Thanks to a generous grant from the Rasmuson Foundation (www.rasmuson.org), Alaska Trails will begin revamping its two tool trailers, both of which are dedicated to building and maintaining sustainable trails. Located in Fairbanks and Anchorage, the trailers enable volunteers to safely put their energy and enthusiasm into their local trails. Well-built trails are expensive and can cost $20,000 per mile. The tool trailer allows volunteers to keep costs down while directly connecting them to trails.
In 2012, the Interior tool trailer was used for 1,000 volunteer hours on projects including the Ester Dome Singletrack, the Fairbanks Pump Park, Birch Hills Nordic Ski Trails, and on trails in the Chena Hot Springs Recreational Area.

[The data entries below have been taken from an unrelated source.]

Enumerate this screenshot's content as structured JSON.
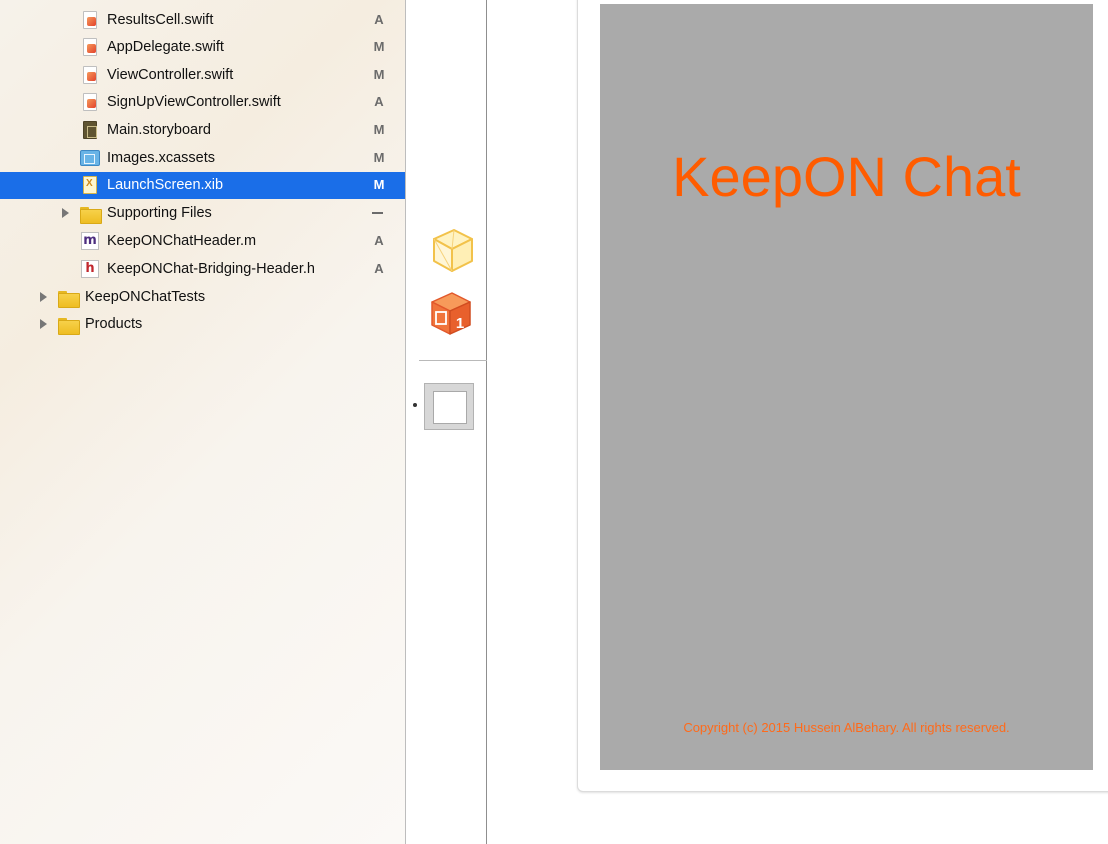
{
  "navigator": {
    "rows": [
      {
        "label": "ResultsCell.swift",
        "status": "A",
        "icon": "swift-file-icon"
      },
      {
        "label": "AppDelegate.swift",
        "status": "M",
        "icon": "swift-file-icon"
      },
      {
        "label": "ViewController.swift",
        "status": "M",
        "icon": "swift-file-icon"
      },
      {
        "label": "SignUpViewController.swift",
        "status": "A",
        "icon": "swift-file-icon"
      },
      {
        "label": "Main.storyboard",
        "status": "M",
        "icon": "storyboard-file-icon"
      },
      {
        "label": "Images.xcassets",
        "status": "M",
        "icon": "asset-catalog-icon"
      },
      {
        "label": "LaunchScreen.xib",
        "status": "M",
        "icon": "xib-file-icon",
        "selected": true
      },
      {
        "label": "Supporting Files",
        "status": "",
        "icon": "folder-icon"
      },
      {
        "label": "KeepONChatHeader.m",
        "status": "A",
        "icon": "m-file-icon"
      },
      {
        "label": "KeepONChat-Bridging-Header.h",
        "status": "A",
        "icon": "h-file-icon"
      },
      {
        "label": "KeepONChatTests",
        "status": "",
        "icon": "folder-icon"
      },
      {
        "label": "Products",
        "status": "",
        "icon": "folder-icon"
      }
    ],
    "letter_m": "m",
    "letter_h": "h"
  },
  "dock": {
    "items": [
      "files-owner-icon",
      "first-responder-icon",
      "view-icon"
    ],
    "first_responder_badge": "1"
  },
  "canvas": {
    "app_title": "KeepON Chat",
    "copyright": "Copyright (c) 2015 Hussein AlBehary. All rights reserved.",
    "background_color": "#aaaaaa",
    "title_color": "#ff5c00"
  },
  "colors": {
    "selection": "#1a6ee8",
    "folder": "#f2c53a"
  }
}
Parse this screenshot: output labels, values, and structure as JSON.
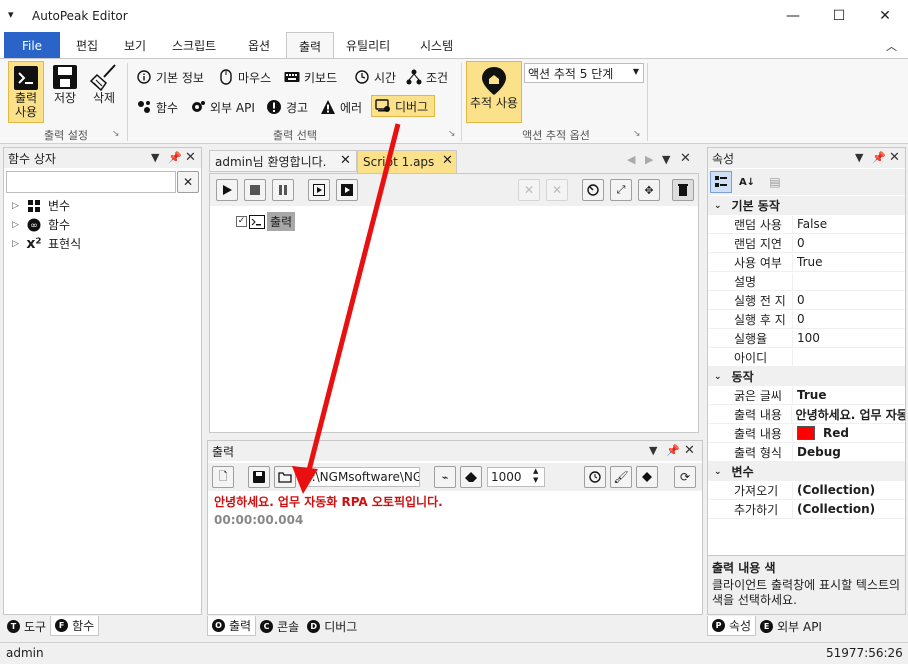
{
  "window": {
    "title": "AutoPeak Editor",
    "status_left": "admin",
    "status_right": "51977:56:26"
  },
  "menu_tabs": [
    "File",
    "편집",
    "보기",
    "스크립트",
    "옵션",
    "출력",
    "유틸리티",
    "시스템"
  ],
  "ribbon": {
    "output_group": {
      "btn_output": "출력\n사용",
      "btn_save": "저장",
      "btn_delete": "삭제",
      "label": "출력 설정"
    },
    "select_group": {
      "items": [
        "기본 정보",
        "마우스",
        "키보드",
        "시간",
        "조건",
        "함수",
        "외부 API",
        "경고",
        "에러",
        "디버그"
      ],
      "label": "출력 선택"
    },
    "trace_group": {
      "btn_trace": "추적 사용",
      "dropdown": "액션 추적 5 단계",
      "label": "액션 추적 옵션"
    }
  },
  "left_panel": {
    "title": "함수 상자",
    "tree": [
      "변수",
      "함수",
      "표현식"
    ],
    "bottom_tabs": [
      {
        "key": "T",
        "label": "도구"
      },
      {
        "key": "F",
        "label": "함수"
      }
    ]
  },
  "doc_tabs": [
    "admin님 환영합니다.",
    "Script 1.aps"
  ],
  "script_tree": {
    "node": "출력"
  },
  "output_panel": {
    "title": "출력",
    "path": "E:\\NGMsoftware\\NG",
    "count": "1000",
    "message": "안녕하세요. 업무 자동화 RPA 오토픽입니다.",
    "time": "00:00:00.004",
    "bottom_tabs": [
      {
        "key": "O",
        "label": "출력"
      },
      {
        "key": "C",
        "label": "콘솔"
      },
      {
        "key": "D",
        "label": "디버그"
      }
    ]
  },
  "props_panel": {
    "title": "속성",
    "categories": [
      {
        "name": "기본 동작",
        "rows": [
          [
            "랜덤 사용",
            "False"
          ],
          [
            "랜덤 지연",
            "0"
          ],
          [
            "사용 여부",
            "True"
          ],
          [
            "설명",
            ""
          ],
          [
            "실행 전 지",
            "0"
          ],
          [
            "실행 후 지",
            "0"
          ],
          [
            "실행율",
            "100"
          ],
          [
            "아이디",
            ""
          ]
        ]
      },
      {
        "name": "동작",
        "rows": [
          [
            "굵은 글씨",
            "True"
          ],
          [
            "출력 내용",
            "안녕하세요. 업무 자동"
          ],
          [
            "출력 내용",
            "Red"
          ],
          [
            "출력 형식",
            "Debug"
          ]
        ]
      },
      {
        "name": "변수",
        "rows": [
          [
            "가져오기",
            "(Collection)"
          ],
          [
            "추가하기",
            "(Collection)"
          ]
        ]
      }
    ],
    "desc_title": "출력 내용 색",
    "desc_text": "클라이언트 출력창에 표시할 텍스트의 색을 선택하세요.",
    "bottom_tabs": [
      {
        "key": "P",
        "label": "속성"
      },
      {
        "key": "E",
        "label": "외부 API"
      }
    ]
  },
  "colors": {
    "accent": "#2b64c8",
    "highlight": "#fbe18a",
    "message_red": "#d01010",
    "arrow": "#e81010"
  }
}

The Southcentral tool trailer was used for 3,384 volunteer/rented hours on such projects as the Student Conservation Association/CIRI/Talkeetna Lodge trail project in Talkeetna, the Kincaid Singletrack in Kincaid Park, MOA-YEP trail projects in Anchorage and Girdwood, the Friends of Palmer Hayflats Reflections Lake trail project, the USDA Forest Service – Mears Jr High Trail Service-Learning Trail Project, and the Portage Pass Trailhead Restoration.
South Anchorage High School senior Nick Reiter used the Alaska Trails Tool Trailer this past summer for his Eagle Scout project. He directed 49 volunteers, including other Boy Scouts, to rehabilitate a mile of the Historic Iditarod Trail in Girdwood. Throughout the four work days, the 49 volunteers put in 383 hours on the site, brushing out a mile of the trail.
Alaska Trails, a statewide non-profit dedicated to building and maintaining sustainable trails in Alaska, typically charges a rental fee for the tool trailer, but often provides it free of charge for volunteer projects.